Haydn - The Paris Symphonies
Orchestre des Arts Florissants
Cyril POULET, cello
« The perfumed and distinguished Haydn [of William Christie] is an enchantement » Jérémie Bigorne – Classica
In the 1780s, Paris was undoubtedly considered the European epicenter of instrumental performance. One concert series played an essential part in this reputation, and the reverence for the internationally famous Concerts Spirituels was in no small part due to the fact that it was one of the most prestigious venues for the talents of Europe’s formost virtuoso performers.
During the 1780s, it became almost unthinkable for the organisers of the Concerts Spirituels to start each half of a concert with anything other than a symphony by Joseph Haydn, and the particular affinity for his works continued into the second decade of the 19th century largely overshadowing the place of popular contemporaries at the time such as Mozart or even the early symphonies of Beethoven. The group of six « Paris » symphonies written by Haydn between 1785 and 1786 for the maçonic organisation Les Concerts de la loge Olympique which housed one of Europe’s best orchestras of the time, quickly gained favour with the Parisian public. Revived all over Europe, they became the veritable summit of the classic Viennese symphony.

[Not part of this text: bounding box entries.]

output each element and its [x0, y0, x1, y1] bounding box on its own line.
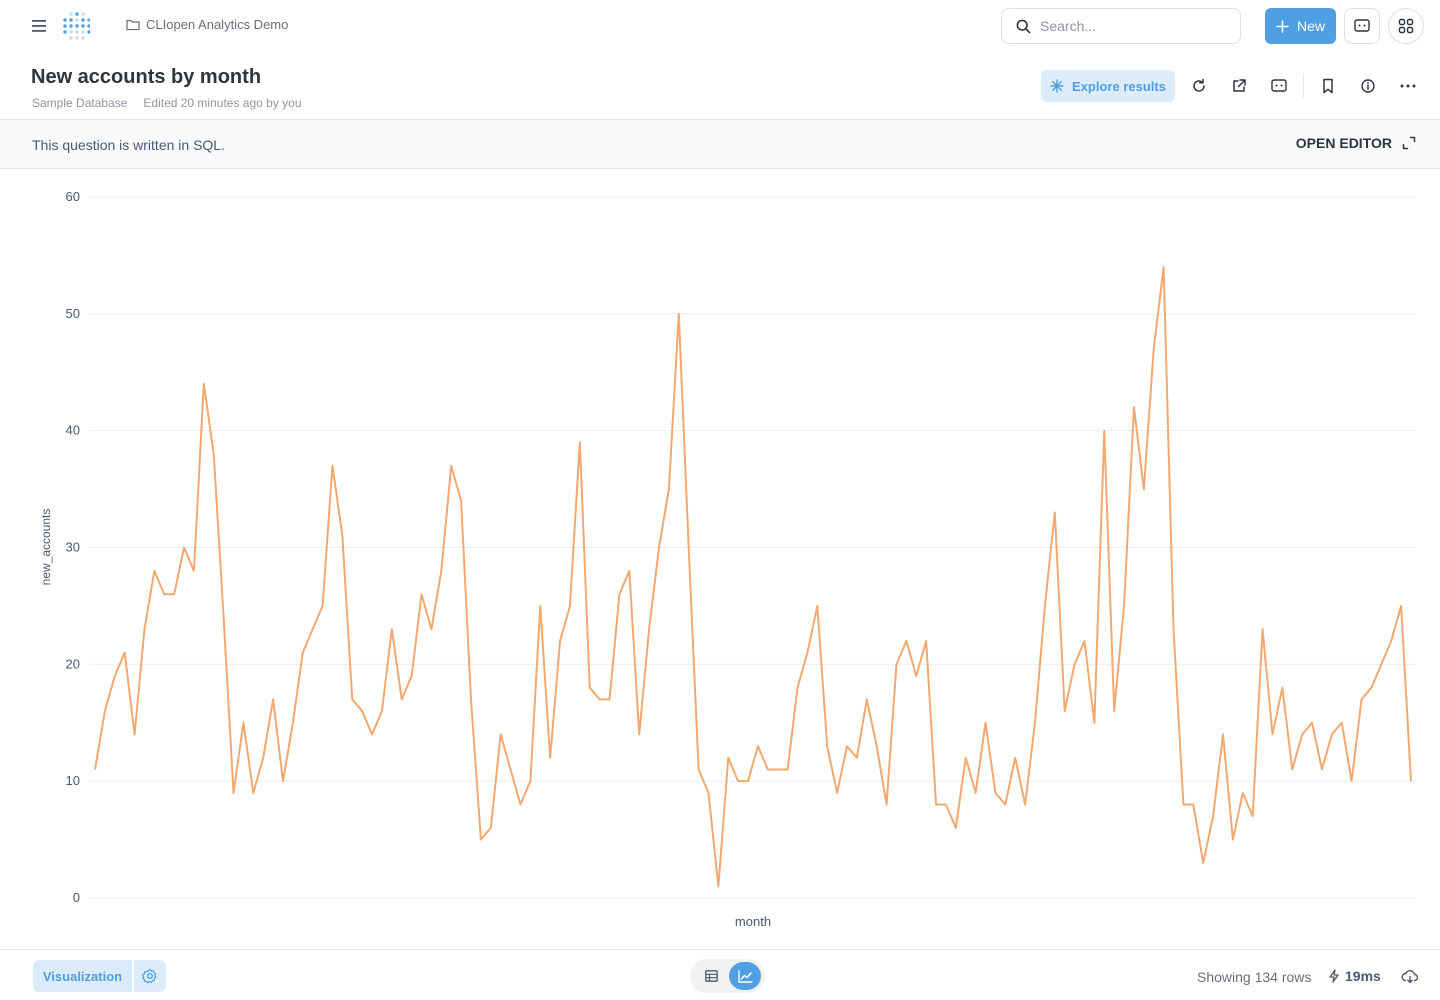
apps-grid-icon	[1398, 18, 1414, 34]
y-tick-label: 10	[66, 773, 80, 788]
search-icon	[1016, 19, 1031, 33]
breadcrumb[interactable]: CLIopen Analytics Demo	[126, 17, 288, 32]
open-editor-label: OPEN EDITOR	[1295, 135, 1392, 151]
embed-icon[interactable]	[1267, 74, 1291, 98]
download-icon	[1401, 969, 1419, 983]
download-button[interactable]	[1400, 966, 1420, 986]
visualization-settings-button[interactable]	[134, 960, 166, 992]
timing-value: 19ms	[1345, 968, 1381, 984]
explore-results-button[interactable]: Explore results	[1041, 70, 1175, 102]
hamburger-icon[interactable]	[29, 16, 49, 36]
chart-area: 0 10 20 30 40 50 60 new_accounts month	[0, 170, 1440, 948]
y-tick-label: 40	[66, 423, 80, 438]
row-count: Showing 134 rows	[1197, 969, 1312, 985]
plus-icon	[1276, 19, 1289, 33]
breadcrumb-collection-label: CLIopen Analytics Demo	[146, 17, 289, 32]
more-icon[interactable]	[1396, 74, 1420, 98]
folder-icon	[126, 19, 140, 30]
table-view-button[interactable]	[698, 963, 724, 989]
last-edited-info[interactable]: Edited 20 minutes ago by you	[143, 96, 301, 110]
visualization-button[interactable]: Visualization	[33, 960, 132, 992]
table-icon	[704, 970, 718, 982]
footer-bar: Visualization Showing 134 rows 19ms	[0, 949, 1440, 1000]
visualization-label: Visualization	[42, 968, 123, 984]
x-axis-label: month	[735, 914, 771, 929]
metabase-logo-icon[interactable]	[60, 10, 92, 42]
line-chart-icon	[737, 969, 753, 983]
apps-button[interactable]	[1388, 8, 1424, 44]
open-editor-button[interactable]: OPEN EDITOR	[1296, 135, 1416, 151]
sql-notice-text: This question is written in SQL.	[32, 137, 225, 153]
question-meta: Sample Database Edited 20 minutes ago by…	[32, 96, 302, 110]
new-button[interactable]: New	[1265, 8, 1336, 44]
database-name[interactable]: Sample Database	[32, 96, 127, 110]
new-button-label: New	[1296, 18, 1325, 34]
grid-lines	[90, 196, 1416, 899]
query-timing: 19ms	[1328, 968, 1381, 984]
bolt-icon	[1329, 969, 1339, 983]
expand-icon	[1402, 136, 1416, 150]
search-bar[interactable]	[1001, 8, 1241, 44]
share-icon[interactable]	[1227, 74, 1251, 98]
y-tick-label: 30	[66, 540, 80, 555]
bookmark-icon[interactable]	[1316, 74, 1340, 98]
y-axis-label: new_accounts	[39, 509, 53, 586]
refresh-icon[interactable]	[1187, 74, 1211, 98]
info-icon[interactable]	[1356, 74, 1380, 98]
search-input[interactable]	[1040, 18, 1220, 34]
sparkle-icon	[1050, 79, 1064, 93]
sql-notice-bar: This question is written in SQL. OPEN ED…	[0, 119, 1440, 169]
top-navigation-bar: CLIopen Analytics Demo New	[0, 0, 1440, 52]
header-divider	[1303, 74, 1304, 98]
gear-icon	[142, 968, 157, 984]
explore-results-label: Explore results	[1072, 78, 1166, 94]
line-chart[interactable]: 0 10 20 30 40 50 60 new_accounts month	[0, 170, 1440, 948]
page-title[interactable]: New accounts by month	[31, 66, 261, 89]
embed-button[interactable]	[1344, 8, 1380, 44]
y-tick-label: 0	[73, 890, 80, 905]
embed-icon	[1354, 19, 1370, 32]
y-tick-label: 50	[66, 306, 80, 321]
y-axis-ticks: 0 10 20 30 40 50 60	[66, 189, 80, 905]
series-line[interactable]	[94, 266, 1412, 888]
y-tick-label: 60	[66, 189, 80, 204]
y-tick-label: 20	[66, 656, 80, 671]
view-toggle	[690, 959, 765, 993]
logo-dots	[63, 12, 90, 40]
chart-view-button[interactable]	[729, 962, 761, 990]
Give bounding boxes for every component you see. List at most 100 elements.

The style of the Paris Symphonies is very personal, mixing depth and fantasy, solemnity and humour. Four of them were given nicknames bearing witness to their popularity – « La Poule » (“The Hen”) with its first movement theme on a single high staccato note from the flute, and « L’Ours » (“The Bear”) with its clumsy motif for the lower strings in the finale both seem endearingly to imitate the animals which lent their names to the works.
William Christie and the orchestra of Les Arts Florissants will join with virtuoso instrumental soloists to perform all six symphonies and some concerti over the course of three programmes for a major three-season project.